President discusses international initiatives, budget, the humanities

Thanks to Craig Henriquez and the Academic Council for hosting the annual faculty meeting. It gives me a chance to express my main message to Duke's faculty: my admiration and gratitude for the work you do. This winter I've been going around meeting with members of the faculty school by school. Each session has reminded me how many smart people we have here; how interesting and consequential the problems are to which you've applied your curiosity; how seriously you've thought about the needs of our students; and how imaginatively you've come together to create new programs, indeed new models of education. Add your work on searches, reviews, and other committees your "service opportunity," as I call it and I have to admit, you do a lot for Duke. If this school is flourishing, I know who we have to thank.

Reviewing the topics I could speak on today, I've elected to say a word on three: our financial situation; Duke's global programs; and the way traditional fields of study expand in importance even as we open up new fields.

First the numbers. Two short years ago, in February 2009, the greatest economic meltdown since the Great Depression had been in progress for months and still not found its bottom.
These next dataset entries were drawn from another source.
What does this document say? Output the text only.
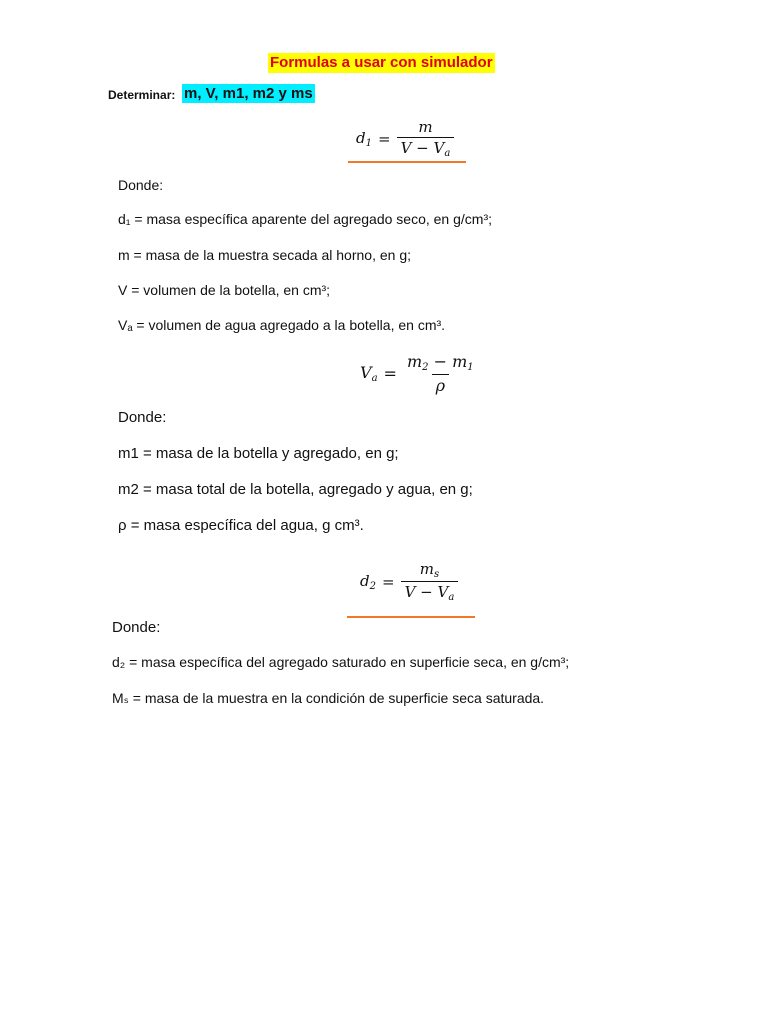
Formulas a usar con simulador
Determinar: m, V, m1, m2 y ms
$d_1 = \frac{m}{V - V_a}$
Donde:
d₁ = masa específica aparente del agregado seco, en g/cm³;
m = masa de la muestra secada al horno, en g;
V = volumen de la botella, en cm³;
Vₐ = volumen de agua agregado a la botella, en cm³.
$V_a = \frac{m_2 - m_1}{\rho}$
Donde:
m1 = masa de la botella y agregado, en g;
m2 = masa total de la botella, agregado y agua, en g;
ρ = masa específica del agua, g cm³.
$d_2 = \frac{m_s}{V - V_a}$
Donde:
d₂ = masa específica del agregado saturado en superficie seca, en g/cm³;
Mₛ = masa de la muestra en la condición de superficie seca saturada.
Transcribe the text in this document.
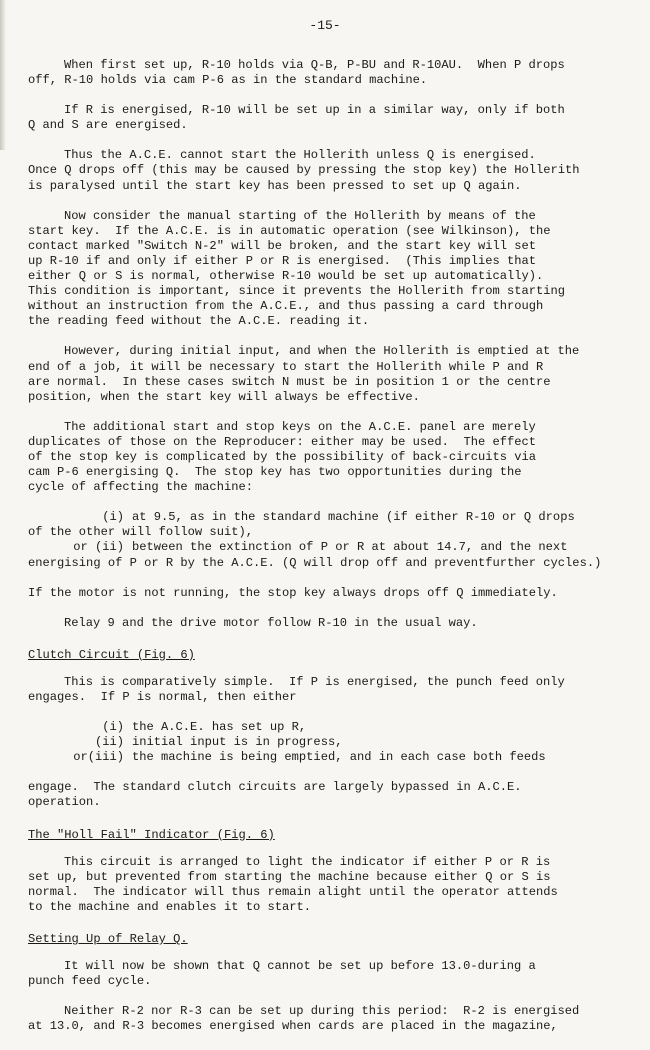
-15-
When first set up, R-10 holds via Q-B, P-BU and R-10AU.  When P drops
off, R-10 holds via cam P-6 as in the standard machine.
If R is energised, R-10 will be set up in a similar way, only if both
Q and S are energised.
Thus the A.C.E. cannot start the Hollerith unless Q is energised.
Once Q drops off (this may be caused by pressing the stop key) the Hollerith
is paralysed until the start key has been pressed to set up Q again.
Now consider the manual starting of the Hollerith by means of the
start key.  If the A.C.E. is in automatic operation (see Wilkinson), the
contact marked "Switch N-2" will be broken, and the start key will set
up R-10 if and only if either P or R is energised.  (This implies that
either Q or S is normal, otherwise R-10 would be set up automatically).
This condition is important, since it prevents the Hollerith from starting
without an instruction from the A.C.E., and thus passing a card through
the reading feed without the A.C.E. reading it.
However, during initial input, and when the Hollerith is emptied at the
end of a job, it will be necessary to start the Hollerith while P and R
are normal.  In these cases switch N must be in position 1 or the centre
position, when the start key will always be effective.
The additional start and stop keys on the A.C.E. panel are merely
duplicates of those on the Reproducer: either may be used.  The effect
of the stop key is complicated by the possibility of back-circuits via
cam P-6 energising Q.  The stop key has two opportunities during the
cycle of affecting the machine:
(i) at 9.5, as in the standard machine (if either R-10 or Q drops
of the other will follow suit),
or (ii) between the extinction of P or R at about 14.7, and the next
energising of P or R by the A.C.E. (Q will drop off and preventfurther cycles.)
If the motor is not running, the stop key always drops off Q immediately.
Relay 9 and the drive motor follow R-10 in the usual way.
Clutch Circuit (Fig. 6)
This is comparatively simple.  If P is energised, the punch feed only
engages.  If P is normal, then either
(i) the A.C.E. has set up R,
(ii) initial input is in progress,
or(iii) the machine is being emptied, and in each case both feeds
engage.  The standard clutch circuits are largely bypassed in A.C.E.
operation.
The "Holl Fail" Indicator (Fig. 6)
This circuit is arranged to light the indicator if either P or R is
set up, but prevented from starting the machine because either Q or S is
normal.  The indicator will thus remain alight until the operator attends
to the machine and enables it to start.
Setting Up of Relay Q.
It will now be shown that Q cannot be set up before 13.0-during a
punch feed cycle.
Neither R-2 nor R-3 can be set up during this period:  R-2 is energised
at 13.0, and R-3 becomes energised when cards are placed in the magazine,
We couldn't know what further perils might lie in store, but given the hit to our endowment, it was clear that we would need to move to a budget around $100 million smaller than we had been projecting. By one year back, in February 2010, markets had stabilized and begun to mend. Coupled with the internal discipline Duke mounted in which you each played a part, this enabled us to say that we had closed more than half of the budget hole in the first year of a three-year walkdown.

One year later, our situation continues to improve. For the calendar year 2010, DUMAC posted a return on our investments of better than 15.6%. (When EVP Trask earlier spoke of 13.2%, he was referring to the fiscal year that ended in June 2010). Philanthropic contributions to Duke, which had reached a historic high of $386 million in fiscal year 2007-08, then fell to $301 million in the year of the meltdown, climbed back to $346 million in fiscal year 2009-10, an increase of 15%. With the market crash, many gifts for endowment fell below their initial value and so failed to throw off their anticipated income. But with rising markets, underwater endowments are breaking surface and beginning to supply the funds their donors intended. As of December 31, 2009, $380 million in endowments were underwater, leading to foregone income on the order of $19 million. By the same date in 2010, $235 million of these endowments had recovered their original value, throwing off nearly $12 million in anticipated funds.

Meanwhile, continued austerity and administrative efficiency across the university have kept us on the path to a re-based and sustainable budget, while through decanal leadership and faculty ingenuity, schools have found ways to increase income while creating valuable new programs.

Through this combination of means, we have accomplished around two thirds of the planned reduction, and revenue growth has reduced the remaining shortfall. This is good news. But for a host of reasons, it's not yet time to loosen our restraint.

Having lived through several years of extraordinary volatility and unpleasant surprises, it would be profoundly foolish for us to believe that we can predict the future now, or that our prospects can only go up. Further, even with the rebound, we have not yet climbed back to where we started, and we continue to feel the drag from the endowment's worst-performing years. In addition, if revenues and expenses have come back to something near equilibrium, we will still need spending discipline in order to create a margin for new initiatives and expenditures including the compensation increase we intend to make after two "raise free" years.

Also, our revenue sources have different drivers, and some are newly imperiled even as others return to health. Federal research dollars were augmented by the financial crisis in the short term. The ARRA stimulus bill, one of the first by-products of the downturn, gave an unexpected lift to Duke, which ranked fourth in the competition for ARRA NIH funding. But as the recession eases, the new politics of the federal deficit threaten serious reductions to federal research budgets, and almost certainly an end to growth. Since innovation flowing from research universities continues to be such an important economic engine, we will fervently make the case that cutting research support is a short-term fix but a long-term folly. But given current realities, we cannot be confident that argument will win the day.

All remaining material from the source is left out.